Incorporated in September 1945, the Motorette Corporation's history traces back to the construction of a predecessor vehicle of what ultimately became the Motorette, which was originally designed by engineer John C. Parkin of the Curtiss-Wright Corporation as a means of quickly traversing that company's one-mile long aircraft plant in Buffalo, New York. However, following the conclusion of World War II, Parkin along with fellow former Curtiss-Wright employees Stephen A. Bucholtz and Kenneth Breckenridge founded the Motorette Corporation to manufacture the vehicle for the commercial market. By March 1946, the Motorette Corporation had four distributors and 28 dealers across the United States. The company produced approximately 6,000 vehicles which were sold throughout the US, particularly in south Florida, and also fulfilled international orders including a 1948 contract that saw 210 Motorettes delivered to an Indian maharajah six months after India's independence from Great Britain, paid for with a $130,000 letter of credit which was the largest such payment issued from the newly independent country at the time. After consecutive years of rapid expansion, the Motorette Corporation ceased production in July 1948 due to changing economic conditions, with its assets being sold at auction for $55,000 to the Delavan Welding Corporation of Buffalo, which discontinued automobile production.

== Vehicles ==

The Motorette was a three-wheeled roadster with no doors or top, and an optional windshield. Manufactured for simplicity of use, it sported a two-speed, automatic clutch with push-button electric self-starter, features quite uncommon for the era. It was steered by a handlebar-style wheel, and its mechanical drive brake doubled as a parking brake, limiting the number of pedals to only two. The Motorette further featured a horn as well as distinctive headlights, supported by its 6 volt battery.

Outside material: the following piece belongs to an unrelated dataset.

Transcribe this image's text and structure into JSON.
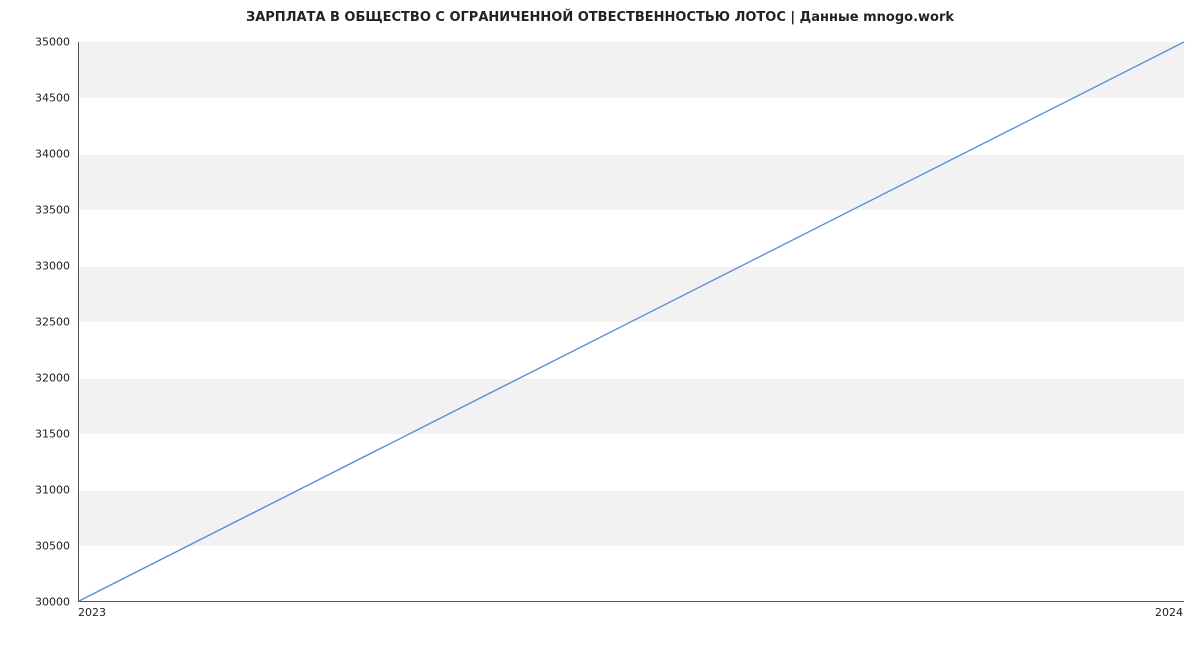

Its one-wheel (rear left) chain drive was powered by a one-cylinder, four-cycle, 4.1 horsepower, air-cooled Wisconsin engine, which featured no reverse gear but could turn within its own radius or be pushed backward by foot given its relatively light 375 lbs weight. The Motorette measured 90 inches long by 44 inches wide and featured a chrome-steel chassis with aluminum body and 4"x8" balloon-type tires. It could achieve a top speed of 39 mph and had a one-gallon sized fuel tank with efficiency of approximately 80 mpg. While the engine was mounted in the rear, there was an additional 6 cubic feet of cargo space under the rear hood. It initially sold in the $400–500 range and was available in a choice of four different colors (red, blue, green, and yellow). Comedian Bob Hope was an early owner and sponsor of the Motorette.

The Truckette was envisioned as a specialized model of the Motorette tailored for commercial and delivery purposes and began production in 1947. While possessing the same chassis as the Motorette, its more powerful 6 horsepower engine could achieve speeds of 45 mph and it was capable of accommodating a cargo load of up to 500 lbs. Its dimensions were 90" x 48", only four inches wider than the standard Motorette and identical in length, which was still notably more compact than a typical sedan of the time.